Hobik explained, in addition to coming in first in their division at Cheerstarz, the team also won the Sportsmanship Trophy. “They’re putting their Catholic Christian values into practice. They’re not only speaking the Gospel but living it. They put their words into practice, as St. Francis preached.”
Semanie said this is not the first year the team has won their division, but it is the first year they’ve received the High Score Award for achieving the highest score in the competition. That award won the girls a paid bid into the U.S. Final Cheerleading Competition this May in Virginia Beach, said the coach, something the girls are very excited about.
Semanie explained, “The paid bid means the team has no registration fee. They get to compete for free because of the High Score Award.”

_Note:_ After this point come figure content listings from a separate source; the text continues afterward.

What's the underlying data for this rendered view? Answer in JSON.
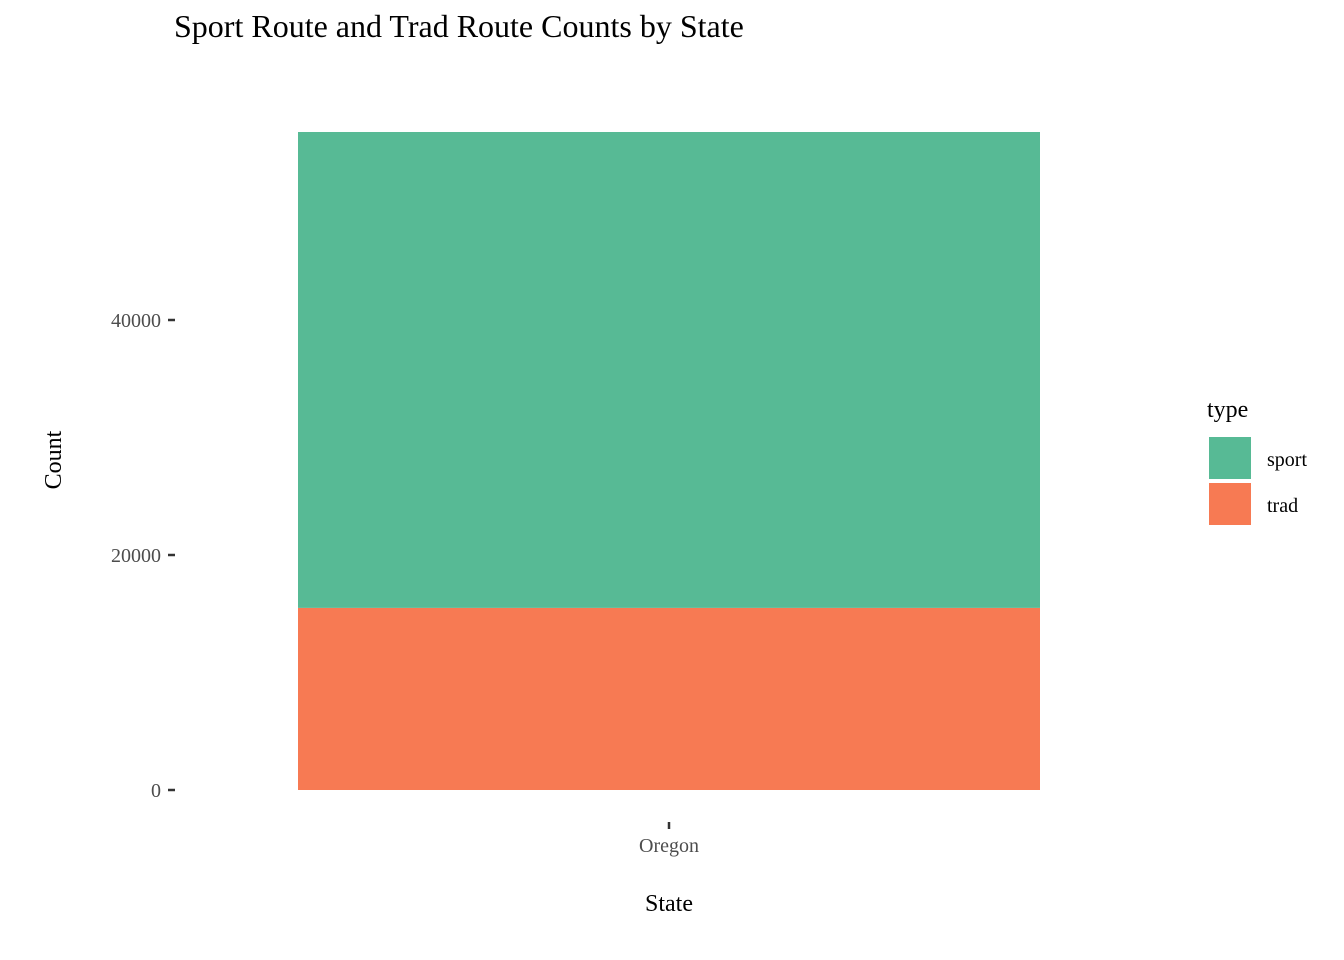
{
  "chart_data": {
    "type": "bar",
    "stacked": true,
    "title": "Sport Route and Trad Route Counts by State",
    "xlabel": "State",
    "ylabel": "Count",
    "categories": [
      "Oregon"
    ],
    "series": [
      {
        "name": "sport",
        "values": [
          40500
        ],
        "color": "#57BA95"
      },
      {
        "name": "trad",
        "values": [
          15500
        ],
        "color": "#F77A53"
      }
    ],
    "yticks": [
      0,
      20000,
      40000
    ],
    "ytick_labels": [
      "0",
      "20000",
      "40000"
    ],
    "ylim": [
      0,
      56000
    ],
    "grid": false,
    "legend": {
      "title": "type",
      "position": "right",
      "items": [
        "sport",
        "trad"
      ]
    }
  }
}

Semanie, who is new this year to coaching cheerleading at St. Margaret, said, “The bulk of the girls are in the sixth grade, so it’s a lot of new kids.”
A parishioner of St. Margaret Church for the past 23 years since she was an infant and her family moved to Bel Air, Semanie has previously coached club teams, which ranged in age from 5 to 15. She, herself, cheered at Seton Hall University in New Jersey.
“My two little cousins are students at St. Margaret,” Semanie said, “and that’s how I got looped into coaching the cheerleading team here.”
Semanie said her parents are also members of the board and very involved in the church.
The move to coaching at St. Margaret, which has offered cheerleading as an extracurricular activity for more than 20 years, was well worth it: Semanie spoke of a group of dedicated girls who practice twice a week for competition and for their cheering at St. Margaret’s JV and varsity basketball games, among other events, such as pep rallies during Catholic Schools Week and the John Carroll School’s upcoming Hoops for Hearts basketball game.
One practice a week is after school at St. Margaret. The other practice is held on a Saturday or Sunday in Joppa at a rented gymnasium with a full competition floor, something St. Margaret does not have, Semanie said.
“The girls have definitely bonded,” the coach said. “They’ve had bonding events and movie nights. It’s nice to see kids that would not have necessarily been friends before become friends through this.”
She added, “This group of girls is very special. They work very hard and come together as a team. That’s very rare these days. It’s difficult to get kids to work this hard. These girls are pretty exceptional.”